The Office of the Chief Personnel Officer (CPO) has lost its final appeal against the Industrial Court’s decision to award compensation to a former Port-of-Spain City Corporation worker who was improperly terminated.
Delivering judgment yesterday, the United Kingdom-based Privy Council dismissed the appeal which was brought by the CPO’s Office against the Amalgamated Workers’ Union.
The appeal centred around the corporation’s employment of garbage compactor driver Daniel Riley, who was first hired in 1983.
In May 1999, Riley was charged with stealing 72 litres of gasoline. He was suspended pending the outcome of his case. Although Riley was eventually acquitted by a magistrate, the corporation, through the CPO’s Office, initiated disciplinary proceedings against him.
The disciplinary proceedings began in March 2002 but were only completed in January 2007.

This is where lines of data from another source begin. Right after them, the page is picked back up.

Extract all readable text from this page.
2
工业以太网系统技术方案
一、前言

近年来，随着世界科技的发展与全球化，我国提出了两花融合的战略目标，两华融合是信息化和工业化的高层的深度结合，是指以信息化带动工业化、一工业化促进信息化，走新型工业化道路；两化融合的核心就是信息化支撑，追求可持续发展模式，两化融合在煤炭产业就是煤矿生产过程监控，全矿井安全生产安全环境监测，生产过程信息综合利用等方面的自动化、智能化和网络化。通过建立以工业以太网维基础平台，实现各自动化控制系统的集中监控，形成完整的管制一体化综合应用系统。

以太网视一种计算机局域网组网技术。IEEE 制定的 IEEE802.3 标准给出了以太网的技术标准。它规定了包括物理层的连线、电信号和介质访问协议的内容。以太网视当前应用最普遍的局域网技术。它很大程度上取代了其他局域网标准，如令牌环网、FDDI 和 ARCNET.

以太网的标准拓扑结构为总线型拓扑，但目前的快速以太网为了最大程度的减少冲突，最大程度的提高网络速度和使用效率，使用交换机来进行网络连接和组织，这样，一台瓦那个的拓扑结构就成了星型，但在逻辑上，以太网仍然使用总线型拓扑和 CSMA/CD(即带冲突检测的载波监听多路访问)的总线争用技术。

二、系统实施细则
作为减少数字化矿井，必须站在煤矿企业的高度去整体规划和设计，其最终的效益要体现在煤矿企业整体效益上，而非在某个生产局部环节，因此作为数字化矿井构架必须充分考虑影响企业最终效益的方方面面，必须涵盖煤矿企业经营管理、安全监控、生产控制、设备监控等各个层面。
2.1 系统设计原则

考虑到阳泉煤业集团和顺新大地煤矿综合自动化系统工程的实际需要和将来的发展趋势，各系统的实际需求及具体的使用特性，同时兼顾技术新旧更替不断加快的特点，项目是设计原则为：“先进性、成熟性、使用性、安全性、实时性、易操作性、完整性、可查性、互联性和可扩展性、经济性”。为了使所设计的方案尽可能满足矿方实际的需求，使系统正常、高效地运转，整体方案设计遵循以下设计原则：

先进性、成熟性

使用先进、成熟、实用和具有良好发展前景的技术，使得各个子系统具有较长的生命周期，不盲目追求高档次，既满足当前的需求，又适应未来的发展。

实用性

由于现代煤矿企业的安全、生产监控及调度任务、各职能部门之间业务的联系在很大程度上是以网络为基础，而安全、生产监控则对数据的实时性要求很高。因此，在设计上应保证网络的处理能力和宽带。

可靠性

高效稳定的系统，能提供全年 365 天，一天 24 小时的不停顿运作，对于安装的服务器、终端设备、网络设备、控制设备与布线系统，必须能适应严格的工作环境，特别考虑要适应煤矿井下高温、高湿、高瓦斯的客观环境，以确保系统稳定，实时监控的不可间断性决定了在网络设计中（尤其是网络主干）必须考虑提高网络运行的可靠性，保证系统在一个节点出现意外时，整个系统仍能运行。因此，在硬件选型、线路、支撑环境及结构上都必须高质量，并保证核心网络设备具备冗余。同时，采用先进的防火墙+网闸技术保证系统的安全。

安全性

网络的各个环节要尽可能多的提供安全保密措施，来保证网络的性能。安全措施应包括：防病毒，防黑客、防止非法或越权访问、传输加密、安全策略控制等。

While the tribunal was required to deliver its ruling in 10 days, it did so almost a year later.
Riley was found guilty of the charge and was terminated from the date of the alleged offence.
The union filed a trade dispute in the Industrial Court, which was eventually decided in Riley’s favour. The Industrial Court ordered that he be reinstated to his position and compensation based on his loss of earnings during the period of his lengthy suspension.

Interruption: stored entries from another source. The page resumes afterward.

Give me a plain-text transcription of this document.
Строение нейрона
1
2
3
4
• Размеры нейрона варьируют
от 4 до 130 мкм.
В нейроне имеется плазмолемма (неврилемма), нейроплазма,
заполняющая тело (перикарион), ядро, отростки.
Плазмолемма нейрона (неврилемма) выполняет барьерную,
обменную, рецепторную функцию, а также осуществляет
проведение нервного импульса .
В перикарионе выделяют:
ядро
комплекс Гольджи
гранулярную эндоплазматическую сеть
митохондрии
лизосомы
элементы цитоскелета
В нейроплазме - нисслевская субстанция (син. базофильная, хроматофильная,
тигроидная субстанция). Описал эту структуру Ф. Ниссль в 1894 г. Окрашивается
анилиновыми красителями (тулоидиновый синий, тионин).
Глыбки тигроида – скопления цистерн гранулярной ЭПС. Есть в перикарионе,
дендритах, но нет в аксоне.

The CPO appealed the decision but lost in the Court of Appeal, which upheld the Industrial Court’s decision that there had been a breach of the corporation’s grievance procedure which resulted in substantial procedural unfairness.
In the judgment, the Privy Council ruled that it had the jurisdiction to hear the appeal despite the Industrial Court’s exclusive control of industrial relations litigation.
Lord David Kitchin, who wrote the judgment, also stated that the Industrial court’s findings in the case were correct.
“The failures by the corporation were so substantial that, in the Industrial Court’s view, the legality of the disciplinary process had been fatally undermined, necessarily rendering any subsequent dismissal for the alleged offence unfair,” Kitchin said.
Kitchin also ruled that the Privy Council’s intervention was not necessary as there had not been a substantial miscarriage of justice in the case.
He also rejected the CPO’s claim that in calculating the compensation for Riley, the Industrial Court failed to consider that he found a new job with substantial earnings soon after being suspended.
Noting that the CPO did not raise the issue in the Industrial Court or at the Court of Appeal, Kitchin said: “It is far too late to raise it now.”
The CPO was represented by Peter Knox, QC, and Olivia Wybraniec. Anand Beharrylal, QC, Lemuel Murphy, Ganesh Saroop and Alvin Pariagsingh.